それから、私がどんな(状態)であるかを注意深く検討しながら、かつ私がいかなる身体も 持たず、世界は存在せず、私が居る場所もどこにもないといった振りをすることができる、と 気付きながら、しかし、そうしたことのために私が何物でもないふりをすることは出来ない、と。 その結果反対に、たとえ私が他の物事の真実を疑うとしても、極めて明らかに、極めて確かに 私は居る、ということになり、反対に、私が思考を止めただけで、私が想像した以外のすべてのことは真実となり、私が居たことを信じるいかなる理由もなくなる。私というものは、このことから、 その本質も性質も考えることにしかないようなある実体なのだ、と認識した。存在するためには いかなる物質的なものに頼ることなく、いかなる場所も必要ない、というような実体なのだと。いうならば、この私、つまり私をこのようにしている魂は、身体とは完全に別のものである。そして魂を認めることは身体を認めるよりも容易であり、身体は何物でもなく、魂は如何様にもなり得る、ということを認識した。

 

 

 

このパラグラフで最も重要なのは次の文:

「私というものは、その本質も性質も考えることにしかないようなある実体なのだ」

 

「エリザベート書簡」の最初の手紙、エリザベートがデカルト宛に書いた手紙に、このことが出てきます。私というのは、貴殿に依ればある実体なのですね」と。

 

「その結果この私、つまり私をこのようにしている魂は、身体とは完全に別のものである」

 

 

<訳者注>

ここでデカルトは、フッサールがいう、「あらゆる発見のなかでももっとも偉大な発見」の前に立っています。

 

せっかく大発見の前に立ちながら、「我(エゴ)を思うところの実体( substance )とみなし、それと不可分に、人間の魂 または霊魂とみなし、因果律による推論のための出発点とするという目立たないが致命的な転換によって、まさにそんなふうに考えてしまった。そして、この転換によって彼は、不合理な超越論的実在論の父となってしまった。」(デカルト的省察 第10節 付論「デカルトは超越論的な転換に失敗した」岩波文庫54p)

このパラグラフではなく次のパラグラフで、デカルトは「考えるためには存在する必要がある  pour penser, il faut être 」と言っています。

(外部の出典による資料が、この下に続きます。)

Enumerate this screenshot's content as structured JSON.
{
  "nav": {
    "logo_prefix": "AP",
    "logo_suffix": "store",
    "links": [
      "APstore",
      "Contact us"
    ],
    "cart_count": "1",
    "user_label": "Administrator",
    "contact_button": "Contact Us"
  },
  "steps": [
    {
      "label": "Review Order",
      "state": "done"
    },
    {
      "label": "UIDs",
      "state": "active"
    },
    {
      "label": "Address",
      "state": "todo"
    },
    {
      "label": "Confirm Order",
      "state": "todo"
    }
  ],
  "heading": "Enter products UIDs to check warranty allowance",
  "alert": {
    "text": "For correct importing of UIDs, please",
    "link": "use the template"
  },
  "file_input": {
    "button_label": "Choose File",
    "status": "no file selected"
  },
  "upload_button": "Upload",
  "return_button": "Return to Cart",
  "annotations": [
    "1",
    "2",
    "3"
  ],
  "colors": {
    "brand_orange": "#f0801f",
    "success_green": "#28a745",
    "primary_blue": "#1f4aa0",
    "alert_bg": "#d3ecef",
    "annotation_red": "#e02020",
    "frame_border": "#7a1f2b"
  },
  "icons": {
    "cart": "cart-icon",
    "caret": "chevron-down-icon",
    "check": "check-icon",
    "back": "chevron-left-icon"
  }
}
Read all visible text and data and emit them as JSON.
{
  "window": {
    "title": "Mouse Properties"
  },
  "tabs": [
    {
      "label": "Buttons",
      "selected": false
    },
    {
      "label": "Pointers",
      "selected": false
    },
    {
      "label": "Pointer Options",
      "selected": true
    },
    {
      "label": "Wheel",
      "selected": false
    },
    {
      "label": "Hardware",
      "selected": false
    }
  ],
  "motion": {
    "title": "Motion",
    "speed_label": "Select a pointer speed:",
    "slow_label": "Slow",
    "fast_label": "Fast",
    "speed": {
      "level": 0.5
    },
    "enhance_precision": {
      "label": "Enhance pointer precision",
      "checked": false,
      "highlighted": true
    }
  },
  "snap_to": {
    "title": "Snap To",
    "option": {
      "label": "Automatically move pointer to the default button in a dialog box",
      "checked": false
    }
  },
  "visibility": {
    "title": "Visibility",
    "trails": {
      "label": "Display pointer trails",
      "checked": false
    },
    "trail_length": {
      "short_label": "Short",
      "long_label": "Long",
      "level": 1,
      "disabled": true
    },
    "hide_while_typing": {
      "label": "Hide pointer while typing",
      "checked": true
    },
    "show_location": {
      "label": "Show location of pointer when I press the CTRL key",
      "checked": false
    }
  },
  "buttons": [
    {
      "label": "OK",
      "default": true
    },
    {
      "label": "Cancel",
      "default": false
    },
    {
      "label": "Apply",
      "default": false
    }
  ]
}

これは、上のパラグラフで「私というものは、存在するためにはいかなる物質的なものに頼ることなく、いかなる場所も必要ない、というような実体なのだ」「魂は身体とは完全に別のものである」という認識とは矛盾するではないか、とめのおは考えます。


長くなるので今日はここで一旦切りますが、めのおはデカルトの「我(エゴ)」と「考える(私)」には どれも同じではなく、複数あると考えるべきではないか、と思い至りました。

数字や言語で考える思考機能をもつ私。すべてを疑っている懐疑する私。懐疑する私を観察する私。つまり指向性をもった(考える)私。他人(他のエゴ)と私の区別の意識から生じる自意識というべき我(エゴ)。それらを総合した総体的な Moi(私)……等々と。